The ACT government will consider making more sites available to independent petrol station owners to maintain pressure on major supermarket chains and help lower fuel prices in the territory.
Canberra's petrol price war continued on Thursday afternoon with prices at Costco in Majura Park dropping to 95.7¢ a litre, which led to congested traffic on Majura Road near Fairbairn Avenue.
Many motorists at Costco said they travelled out of their way to capitalise on cheap fuel at Costco, with some travelling as far as Harrison and Mitchell and others leaving work early to beat the 5pm rush hour.
ACT Policing were called to the Costco store on Thursday afternoon as cars began to queue for petrol on surrounding roads, causing lengthy delays for motorists.
ACT Chief Minister Andrew Barr said: "The words 'fuel price war' are music to the ears of Canberra motorists who have paid too much for petrol for too long.
"The entry into the market of an aggressive competitor who's prepared to really take on the major players is a fantastic thing."
But Costco's business model didn't allow for the business to set up multiple petrol outlets throughout the ACT and other solutions were needed in the meantime, Mr Barr said.
He said the government would consider making more sites available to independent operators, though admitted such a move presented "a risk".
"Previous ACT governments have tried that and it's worked for a period of time but we haven't been able to guarantee the success of independents or that they won't sell to bigger players.
"While we can make more sites available for petrol stations, and we will, I can't guarantee who will operate them forever."
But NRMA ACT president Alan Evans said the government needed ensure the locations were not bought out by major chains by creating caveats on any land purchased.
"It's a good decision and something I've been calling on for years as it will surely bring prices down further," he said.
"The line of cars queuing at Majura Park shows the impact that independent sellers can have in the ACT. Just imagine if we had more in the north, west and south of Canberra."
Mr Barr discussed the authorisation of petrol station locations and operations when he met with the administrators of the ACT Fuel Watch Facebook page on Thursday.
He praised their ongoing publicity campaign for greater competition and cheaper petrol in the territory.
"Consumers have power here and if they're willing to use it I think that will driver a longer-term change in the Canberra market."
The competition watchdog is set to have a closer look at price differences for petrol in regional centres like Canberra compared with other capital cities.

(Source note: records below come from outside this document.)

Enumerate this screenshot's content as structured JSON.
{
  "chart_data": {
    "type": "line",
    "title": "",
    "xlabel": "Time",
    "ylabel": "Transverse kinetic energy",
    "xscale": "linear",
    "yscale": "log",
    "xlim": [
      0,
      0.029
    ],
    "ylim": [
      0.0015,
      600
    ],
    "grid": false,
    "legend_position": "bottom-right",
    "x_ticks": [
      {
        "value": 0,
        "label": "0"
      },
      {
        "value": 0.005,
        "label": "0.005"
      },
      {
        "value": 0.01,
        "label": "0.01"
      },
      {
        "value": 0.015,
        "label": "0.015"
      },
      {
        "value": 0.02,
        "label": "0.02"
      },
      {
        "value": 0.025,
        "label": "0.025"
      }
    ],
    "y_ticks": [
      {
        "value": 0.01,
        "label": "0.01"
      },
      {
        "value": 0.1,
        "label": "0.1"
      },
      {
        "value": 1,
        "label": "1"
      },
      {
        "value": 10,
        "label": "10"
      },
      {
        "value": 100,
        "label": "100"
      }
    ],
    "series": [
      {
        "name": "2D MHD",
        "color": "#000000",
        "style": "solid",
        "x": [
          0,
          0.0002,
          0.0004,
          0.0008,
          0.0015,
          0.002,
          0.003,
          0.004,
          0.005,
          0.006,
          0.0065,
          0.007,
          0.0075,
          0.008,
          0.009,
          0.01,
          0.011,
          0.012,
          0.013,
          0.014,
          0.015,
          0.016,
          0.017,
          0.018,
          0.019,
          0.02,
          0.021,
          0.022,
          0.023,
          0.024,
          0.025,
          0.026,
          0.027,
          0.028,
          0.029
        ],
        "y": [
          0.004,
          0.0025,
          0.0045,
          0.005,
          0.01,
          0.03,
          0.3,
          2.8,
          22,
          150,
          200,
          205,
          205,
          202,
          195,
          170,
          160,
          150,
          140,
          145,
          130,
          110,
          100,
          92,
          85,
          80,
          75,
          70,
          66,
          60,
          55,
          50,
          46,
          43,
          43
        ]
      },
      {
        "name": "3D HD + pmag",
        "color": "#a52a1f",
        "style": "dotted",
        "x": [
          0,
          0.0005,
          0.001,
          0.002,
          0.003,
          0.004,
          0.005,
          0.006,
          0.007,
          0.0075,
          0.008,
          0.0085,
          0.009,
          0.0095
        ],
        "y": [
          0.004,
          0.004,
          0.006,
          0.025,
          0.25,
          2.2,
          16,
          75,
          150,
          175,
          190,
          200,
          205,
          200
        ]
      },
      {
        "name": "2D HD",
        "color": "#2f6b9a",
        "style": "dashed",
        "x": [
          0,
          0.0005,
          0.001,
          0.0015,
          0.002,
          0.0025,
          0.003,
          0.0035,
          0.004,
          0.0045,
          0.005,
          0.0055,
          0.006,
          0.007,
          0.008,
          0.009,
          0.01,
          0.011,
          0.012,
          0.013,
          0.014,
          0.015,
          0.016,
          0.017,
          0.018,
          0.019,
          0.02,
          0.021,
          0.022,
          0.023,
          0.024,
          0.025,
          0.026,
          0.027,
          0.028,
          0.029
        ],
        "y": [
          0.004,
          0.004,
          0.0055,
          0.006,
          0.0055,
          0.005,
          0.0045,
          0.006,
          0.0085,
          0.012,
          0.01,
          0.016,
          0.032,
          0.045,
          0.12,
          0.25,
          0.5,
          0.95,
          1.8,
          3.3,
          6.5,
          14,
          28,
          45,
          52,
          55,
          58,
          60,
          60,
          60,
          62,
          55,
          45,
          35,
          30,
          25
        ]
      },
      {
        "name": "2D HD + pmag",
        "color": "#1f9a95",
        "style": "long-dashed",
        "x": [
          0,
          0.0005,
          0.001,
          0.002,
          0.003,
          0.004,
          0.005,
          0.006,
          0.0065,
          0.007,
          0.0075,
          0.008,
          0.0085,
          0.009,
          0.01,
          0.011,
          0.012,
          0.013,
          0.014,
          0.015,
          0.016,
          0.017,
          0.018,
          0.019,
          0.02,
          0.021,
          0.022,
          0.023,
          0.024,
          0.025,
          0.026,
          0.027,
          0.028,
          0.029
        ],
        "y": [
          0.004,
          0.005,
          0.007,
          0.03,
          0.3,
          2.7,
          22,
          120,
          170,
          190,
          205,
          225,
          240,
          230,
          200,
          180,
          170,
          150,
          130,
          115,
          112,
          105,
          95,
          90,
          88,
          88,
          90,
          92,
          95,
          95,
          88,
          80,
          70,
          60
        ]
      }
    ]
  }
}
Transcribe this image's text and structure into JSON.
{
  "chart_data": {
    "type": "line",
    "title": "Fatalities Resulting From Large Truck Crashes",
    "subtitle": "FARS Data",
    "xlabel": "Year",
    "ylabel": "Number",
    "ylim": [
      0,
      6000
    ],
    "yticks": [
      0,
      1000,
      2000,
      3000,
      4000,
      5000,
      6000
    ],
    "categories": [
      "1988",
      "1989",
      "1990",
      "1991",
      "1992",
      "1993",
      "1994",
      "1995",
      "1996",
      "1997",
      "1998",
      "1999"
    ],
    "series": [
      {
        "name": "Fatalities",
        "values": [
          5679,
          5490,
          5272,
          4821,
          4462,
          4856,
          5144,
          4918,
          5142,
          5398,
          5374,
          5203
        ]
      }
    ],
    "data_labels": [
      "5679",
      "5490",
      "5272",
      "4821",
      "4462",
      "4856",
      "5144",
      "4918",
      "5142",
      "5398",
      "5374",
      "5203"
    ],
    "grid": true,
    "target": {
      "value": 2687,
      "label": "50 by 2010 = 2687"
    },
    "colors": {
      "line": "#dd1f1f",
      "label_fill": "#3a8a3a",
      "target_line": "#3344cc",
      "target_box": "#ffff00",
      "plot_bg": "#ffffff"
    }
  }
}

Australian Competition and Consumer Commission chairman Rod Sims said pricing anomalies in some regional centres seemed to arise where petrol price reductions had not followed the decrease in international prices as much as consumers would expect.
Mr Sims said the ACCC would produce at least eight reports in 2015 looking at petrol price movements and what drives them overall, and at least four market studies looking at "micro" issues in depth, including analysing the price drivers of petrol in three regional markets.
When comparing seven-day rolling average retail prices with the average price across the five largest cities (Sydney, Melbourne, Brisbane, Adelaide and Perth), the ACCC found an average difference in Canberra of 6.8¢ a litre over 2013-14.
In December last year, the difference was 19.3¢ a litre.
The National Roads and Motorists' Association welcomed the ACCC's decision to focus on the disparity between regional and capital city prices.
"Petrol prices have come down 40 cents per litre over the past six months in most capital cities," said NRMA president Kyle Loades.
"However, in most regional centres these prices have not fallen far enough and the gap between city and country prices has widened."
In December, Mr Barr wrote to the watchdog to ask that Canberra be included as there was "a very strong case" for the city's petrol market to be closely examined.
"In particular, the price disparity between Canberra and other capital cities has long been a source of frustration," he said.
"It is disappointing that the price in Canberra is frequently higher than in other cities and the immediate areas surrounding the capital."